In an article for the Journal of the American Medical Association, “Methods to Increase the Percentage of Free Fetal DNA Recovered From the Maternal Circulation,” Dhallan and his colleagues maintained that “An alternative to existing methods for prenatal diagnosis is to use fetal cells and fetal DNA that exist in the maternal circulation.” Dhallan's method of non-invasive prenatal testing was described in a 2007 article in The Lancet (Lancet. 2007; 369:474-81). “Currently,” explained a Lancet press release, “available tests for prenatal diagnosis of chromosomal abnormalities—eg, trisomy 21, which causes Down’s syndrome—are limited by several factors. Screening tests, such as ultrasound, are non-invasive, but diagnosis requires further invasive testing. Invasive diagnostic tests, such as amniocentesis and chorionic villus sampling, are associated with risks to the pregnancy.”

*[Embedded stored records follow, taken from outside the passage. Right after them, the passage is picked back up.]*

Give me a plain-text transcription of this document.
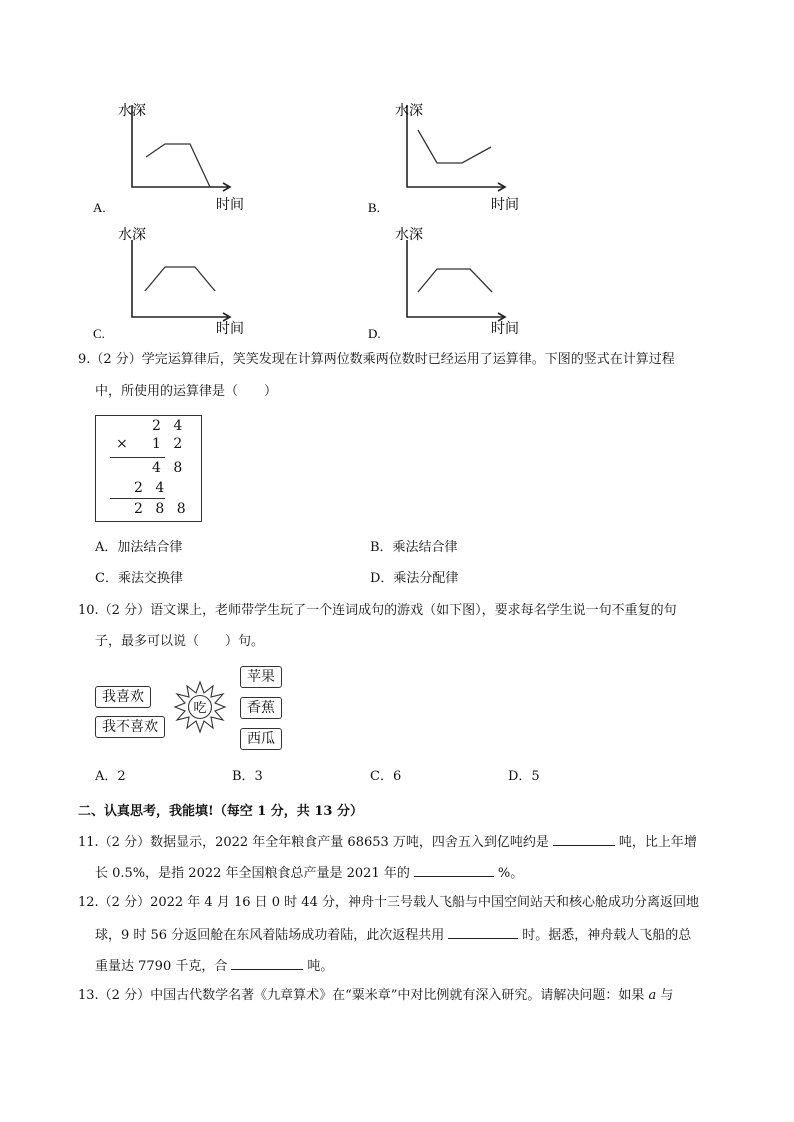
水深
时间
A.
水深
时间
B.
水深
时间
C.
水深
时间
D.
9.（2 分）学完运算律后，笑笑发现在计算两位数乘两位数时已经运用了运算律。下图的竖式在计算过程
中，所使用的运算律是（　　）
2 4
× 1 2
4 8
2 4
2 8 8
A．加法结合律	B．乘法结合律
C．乘法交换律	D．乘法分配律
10.（2 分）语文课上，老师带学生玩了一个连词成句的游戏（如下图），要求每名学生说一句不重复的句
子，最多可以说（　　）句。
我喜欢
我不喜欢
吃
苹果
香蕉
西瓜
A．2	B．3	C．6	D．5
二、认真思考，我能填!（每空 1 分，共 13 分）
11.（2 分）数据显示，2022 年全年粮食产量 68653 万吨，四舍五入到亿吨约是	吨，比上年增
长 0.5%，是指 2022 年全国粮食总产量是 2021 年的	%。
12.（2 分）2022 年 4 月 16 日 0 时 44 分，神舟十三号载人飞船与中国空间站天和核心舱成功分离返回地
球，9 时 56 分返回舱在东风着陆场成功着陆，此次返程共用	时。据悉，神舟载人飞船的总
重量达 7790 千克，合	吨。
13.（2 分）中国古代数学名著《九章算术》在“粟米章”中对比例就有深入研究。请解决问题：如果 a 与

Now, however, Dhallan and his colleagues had extracted fetal DNA from blood samples of pregnant women and examined them for chromosomal abnormalities “by analysing an array of single nucleotide polymorphisms (SNPs, pronounced “snips”)—tiny variations in the DNA sequence of individuals. The researchers established the ratio of SNPs on different chromosomes, which enabled them to determine whether the fetus had chromosomal abnormalities. Of the 60 samples tested, the technique identified the number of chromosomes correctly in 58, including two cases of trisomy 21. Although one case of trisomy 21 was not identified, and one normal sample was incorrectly identified as being trisomy 21, the researchers stress that this is a preliminary study, and that further trials are needed to fine tune the technique.” The Lancet article was followed by a letter in which Dhallan replied to critics questioning the value of the procedure. The Washington Post and Los Angeles Times reported on Dhallan's innovation in February 2007.

Ravgen has developed a new paternity test, described in a 2012 letter by Dhallan and several of his colleagues at Ravgen that was published in the New England Journal of Medicine (NEJM. 2012; 366:1743-1745). In the letter, entitled “A Non-Invasive Test to Determine Paternity in Pregnancy,” Dhallan and his team wrote that their “approach shows that noninvasive prenatal paternity testing can be performed within the first trimester with the use of a maternal blood sample.” A June 2012 New York Times article discussed Raygen's new paternity test, noting that it had been used to establish a motive in a 2008 murder case in Lancaster County, Pennsylvania. Another 2012 article quoted Dhallan as saying, “It's not knowing who the father is that makes a pregnancy challenging and stressful for the mother....Knowing who the father is allows them to make informed decisions about their pregnancies. We've found it can be done very simply and eventually, inexpensively.” He added that “A quarter of women tell me straight up that my answer will impact whether they keep the pregnancy....By the time I did four cases, we had saved one baby. To me, every case is about life and death.”